The output of the script looks like:

0 Tue Jul 5 15:35:01 UTC 2022 Tue Jul 5 15:35:01 UTC 2022 empty!
0 Tue Jul 5 15:38:02 UTC 2022 Tue Jul 5 15:38:02 UTC 2022 empty!
0 Tue Jul 5 15:45:08 UTC 2022 Tue Jul 5 15:45:09 UTC 2022 empty!

I also tried running nc with verbose output and it responds with Connection to localhost (::1) 2181 port [tcp/*] succeeded! even when there is no response from Zookeeper, so it's not a problem creating the connection. I also tried 127.0.0.1 instead of localhost, but the same problems happen.

WalterMoar commented 2 years ago

In the nifi-zookeeper statefulset I set the _ZOO_LOGLEVEL environment variable from ERROR to INFO. This gives logging like:

2022-07-19 19:17:20,427 [myid:1] - INFO  [NIOWorkerThread-1:NIOServerCnxn@514] - Processing ruok command from /0:0:0:0:0:0:0:1:42920
2022-07-19 19:17:20,429 [myid:1] - INFO  [NIOWorkerThread-2:NIOServerCnxn@514] - Processing ruok command from /0:0:0:0:0:0:0:1:42922
2022-07-19 19:17:30,429 [myid:1] - INFO  [NIOWorkerThread-1:NIOServerCnxn@514] - Processing ruok command from /0:0:0:0:0:0:0:1:43622
2022-07-19 19:17:30,432 [myid:1] - INFO  [NIOWorkerThread-2:NIOServerCnxn@514] - Processing ruok command from /0:0:0:0:0:0:0:1:43626
2022-07-19 19:17:40,329 [myid:1] - INFO  [NIOWorkerThread-1:NIOServerCnxn@514] - Processing ruok command from /0:0:0:0:0:0:0:1:44294
2022-07-19 19:17:40,331 [myid:1] - INFO  [NIOWorkerThread-2:NIOServerCnxn@514] - Processing ruok command from /0:0:0:0:0:0:0:1:44298

Every 10s it is running both the liveness and readiness probes. I waited until one of the probes failed, but the logs remain the same - the server is always getting the ruok command. I tried setting the logging to DEBUG and then TRACE but no additional logging happens.

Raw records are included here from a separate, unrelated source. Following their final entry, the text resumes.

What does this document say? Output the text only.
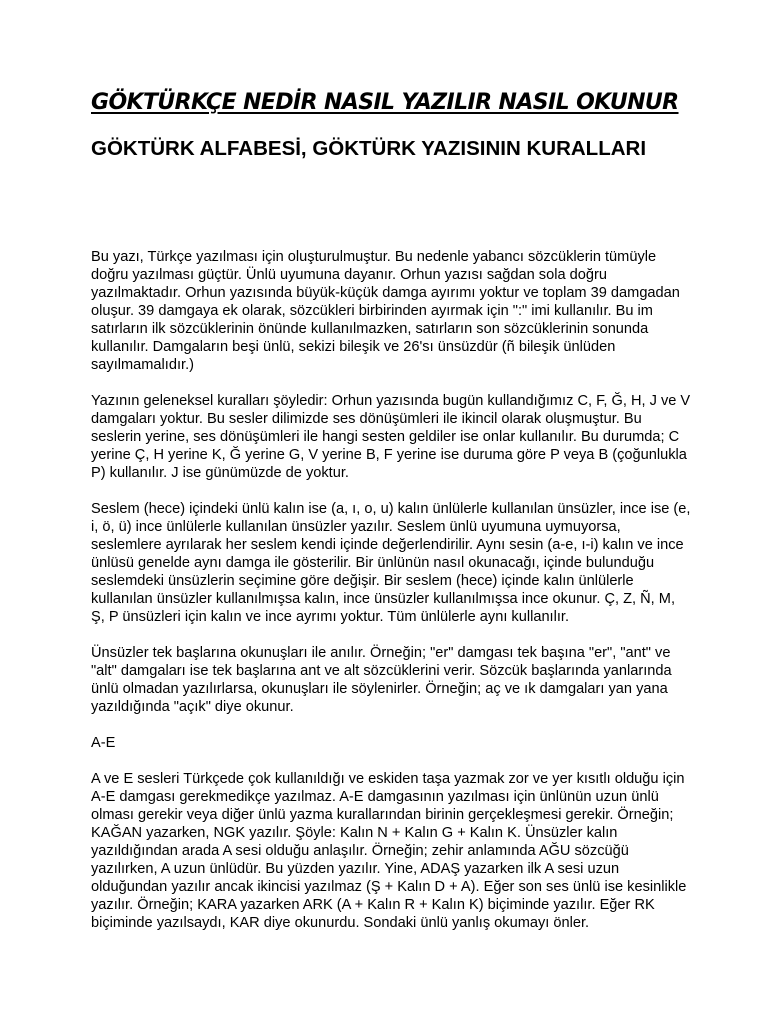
GÖKTÜRKÇE NEDİR NASIL YAZILIR NASIL OKUNUR
GÖKTÜRK ALFABESİ, GÖKTÜRK YAZISININ KURALLARI

Bu yazı, Türkçe yazılması için oluşturulmuştur. Bu nedenle yabancı sözcüklerin tümüyle doğru yazılması güçtür. Ünlü uyumuna dayanır. Orhun yazısı sağdan sola doğru yazılmaktadır. Orhun yazısında büyük-küçük damga ayırımı yoktur ve toplam 39 damgadan oluşur. 39 damgaya ek olarak, sözcükleri birbirinden ayırmak için ":" imi kullanılır. Bu im satırların ilk sözcüklerinin önünde kullanılmazken, satırların son sözcüklerinin sonunda kullanılır. Damgaların beşi ünlü, sekizi bileşik ve 26'sı ünsüzdür (ñ bileşik ünlüden sayılmamalıdır.)

Yazının geleneksel kuralları şöyledir: Orhun yazısında bugün kullandığımız C, F, Ğ, H, J ve V damgaları yoktur. Bu sesler dilimizde ses dönüşümleri ile ikincil olarak oluşmuştur. Bu seslerin yerine, ses dönüşümleri ile hangi sesten geldiler ise onlar kullanılır. Bu durumda; C yerine Ç, H yerine K, Ğ yerine G, V yerine B, F yerine ise duruma göre P veya B (çoğunlukla P) kullanılır. J ise günümüzde de yoktur.

Seslem (hece) içindeki ünlü kalın ise (a, ı, o, u) kalın ünlülerle kullanılan ünsüzler, ince ise (e, i, ö, ü) ince ünlülerle kullanılan ünsüzler yazılır. Seslem ünlü uyumuna uymuyorsa, seslemlere ayrılarak her seslem kendi içinde değerlendirilir. Aynı sesin (a-e, ı-i) kalın ve ince ünlüsü genelde aynı damga ile gösterilir. Bir ünlünün nasıl okunacağı, içinde bulunduğu seslemdeki ünsüzlerin seçimine göre değişir. Bir seslem (hece) içinde kalın ünlülerle kullanılan ünsüzler kullanılmışsa kalın, ince ünsüzler kullanılmışsa ince okunur. Ç, Z, Ñ, M, Ş, P ünsüzleri için kalın ve ince ayrımı yoktur. Tüm ünlülerle aynı kullanılır.

Ünsüzler tek başlarına okunuşları ile anılır. Örneğin; "er" damgası tek başına "er", "ant" ve "alt" damgaları ise tek başlarına ant ve alt sözcüklerini verir. Sözcük başlarında yanlarında ünlü olmadan yazılırlarsa, okunuşları ile söylenirler. Örneğin; aç ve ık damgaları yan yana yazıldığında "açık" diye okunur.

A-E

A ve E sesleri Türkçede çok kullanıldığı ve eskiden taşa yazmak zor ve yer kısıtlı olduğu için A-E damgası gerekmedikçe yazılmaz. A-E damgasının yazılması için ünlünün uzun ünlü olması gerekir veya diğer ünlü yazma kurallarından birinin gerçekleşmesi gerekir. Örneğin; KAĞAN yazarken, NGK yazılır. Şöyle: Kalın N + Kalın G + Kalın K. Ünsüzler kalın yazıldığından arada A sesi olduğu anlaşılır. Örneğin; zehir anlamında AĞU sözcüğü yazılırken, A uzun ünlüdür. Bu yüzden yazılır. Yine, ADAŞ yazarken ilk A sesi uzun olduğundan yazılır ancak ikincisi yazılmaz (Ş + Kalın D + A). Eğer son ses ünlü ise kesinlikle yazılır. Örneğin; KARA yazarken ARK (A + Kalın R + Kalın K) biçiminde yazılır. Eğer RK biçiminde yazılsaydı, KAR diye okunurdu. Sondaki ünlü yanlış okumayı önler.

The server is always getting the ruok command and is not producing an error in the logs. Why is the response not being returned?

WalterMoar commented 2 years ago

It seems that echoing data into nc has the effect of sending the TCP FIN flag, and the connection is sometimes dropped before a response is received. I see a Kafka PR where the -q 1 flag is used to wait for a server response before sending the FIN flag. It has reduced probe failures from 200 per day to around 40, but 40 is still too high. Continuing to look at the problem, as the final solution may make the -q 1 flag unnecessary.

guimou commented 2 years ago

Hey! Sorry, I did not have much time to put into that yet. But last week I set it up in my Dev environment and let it run for a few days. I did not have any single error. Do you have some heavy load on the node, network, or anything that could explain this?

WalterMoar commented 2 years ago

No worries, and thank you for your response!

We're running in a cluster with 40+ application nodes with many, many namespaces and pods running in it. There is a maximum load allowed per node, so we shouldn't be bound by CPU or anything like that. The probes are going against localhost, so I don't think the network should affect them - but as a tenant in the cluster with limited permissions, it's hard for us to know what the network load is.

WalterMoar commented 2 years ago

I appear to have found a stable configuration by using the -q 1 flag plus excessively high CPU and memory limits. So a fix is possible, but I need to figure out how low I can make the limits. In a week or so I should have a reasonable set of limits sorted out.